You told me it was me, and I was still in a panic mode so I didn't seem too overjoyed. I was though, hell yeah. Even back then I liked you a lot, and I wanted to move on too. From a bad relationship to a good one finally. I wanted to tell you there that that day was the start of something great.
But it wasn't, high school drama got in the way. I wasn't too enthusiastic about our relationship either when I found out Allyson still liked me. Because deep down I still liked her enough to want to leave whoever I was dating at the moment just to go with her.
I was a very inexperienced boy who didn't know what was good for him.

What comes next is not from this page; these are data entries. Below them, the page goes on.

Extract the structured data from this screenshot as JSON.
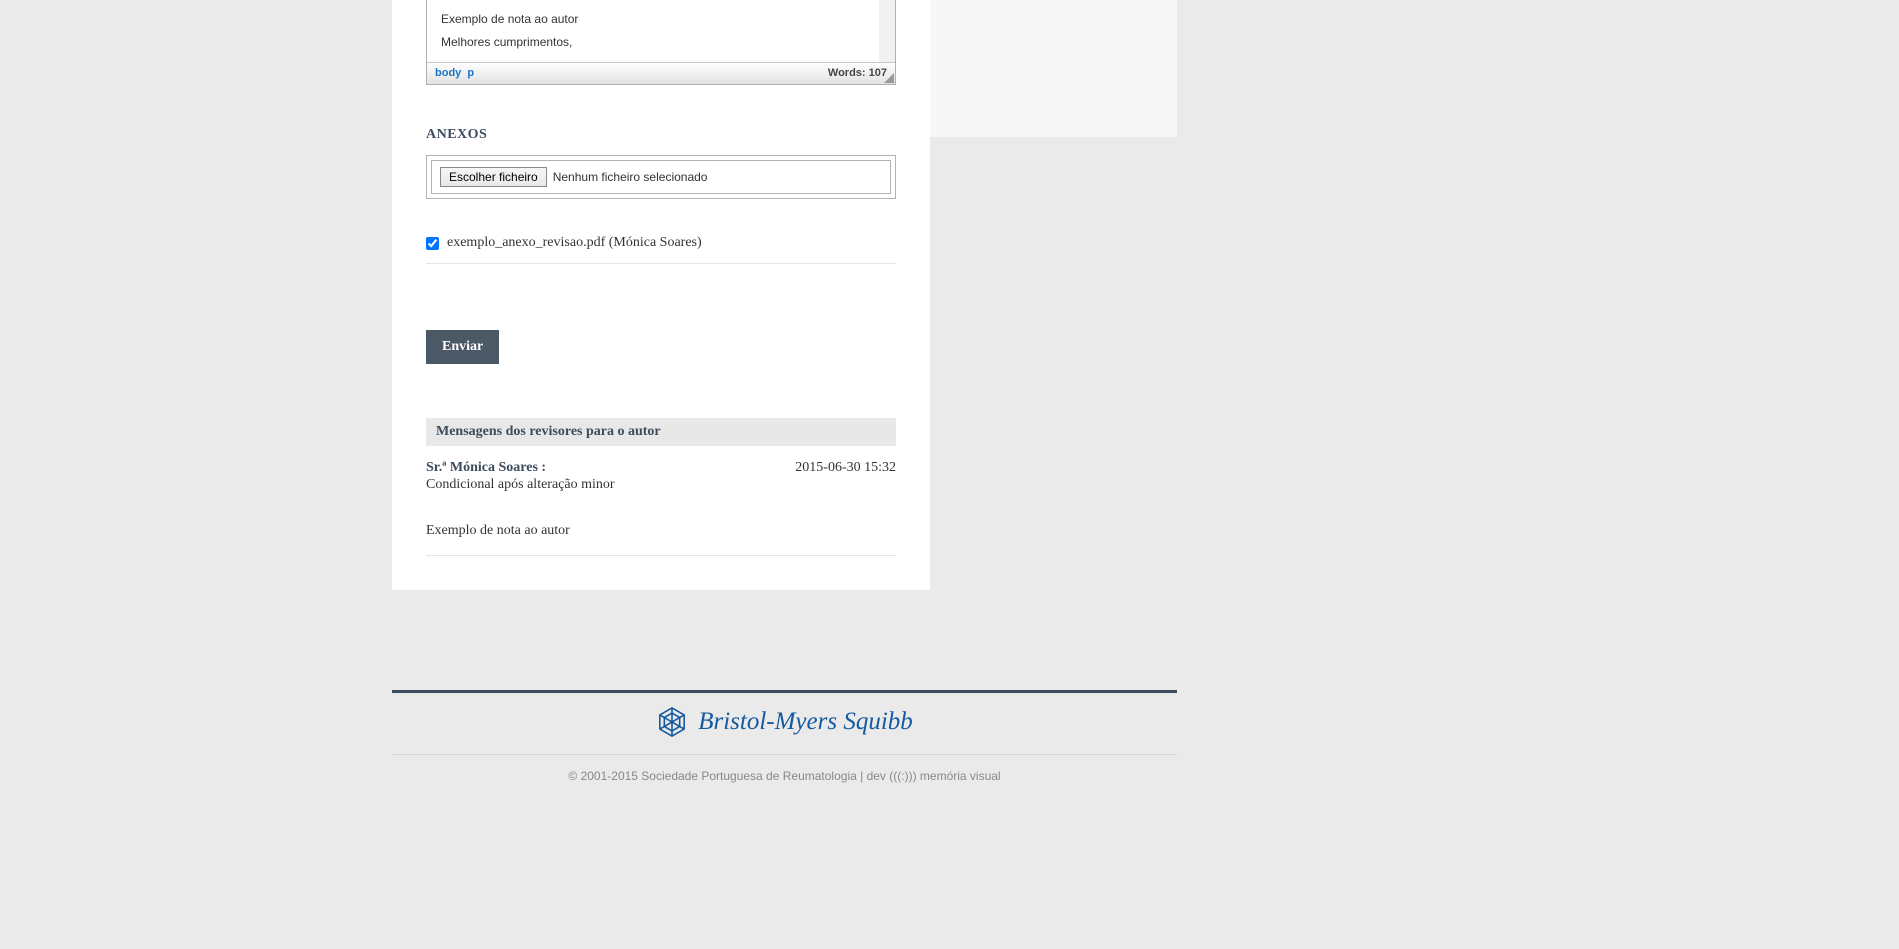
{
  "editor": {
    "line1": "Exemplo de nota ao autor",
    "line2": "Melhores cumprimentos,",
    "path_body": "body",
    "path_p": "p",
    "words_label": "Words: 107"
  },
  "attachments": {
    "heading": "ANEXOS",
    "button_label": "Escolher ficheiro",
    "status": "Nenhum ficheiro selecionado",
    "file_label": "exemplo_anexo_revisao.pdf (Mónica Soares)"
  },
  "submit_label": "Enviar",
  "messages": {
    "heading": "Mensagens dos revisores para o autor",
    "item": {
      "author": "Sr.ª Mónica Soares :",
      "date": "2015-06-30 15:32",
      "subtitle": "Condicional após alteração minor",
      "body": "Exemplo de nota ao autor"
    }
  },
  "footer": {
    "sponsor": "Bristol-Myers Squibb",
    "copyright": "© 2001-2015 Sociedade Portuguesa de Reumatologia | dev (((:))) memória visual"
  }
}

I tell you now that I would've wanted to stay with you instead of running back to asking Allyson out. But the truth is, that wouldn't have been for the better. I know that on my part, I wouldn't have wanted to be with you for a long time while having a gut "what if" feeling through the whole thing about someone else. I'm glad I eventually went back with her, you'd be surprised how many things I learned from that relationship that I wouldn't have learned if I hadn't suffered a little. I don't want to assume anything, but I also kind of got the feeling that you had that same "what if" feeling with Solomon too when he asked you to take you back. I don't blame you, we were both like that. I just love those four days because it gave us a preview of what a good relationship is, even if it was a short time. It gave me something to want. If it hadn't been for that, I probably would have thought that the relationship I had with Allyson was a good one because I managed to trick my head into forcing itself to being happy.
Or well, that's some of what I remember whenever I look at that adorable hairstyle of yours that you had your freshman year in that green ID.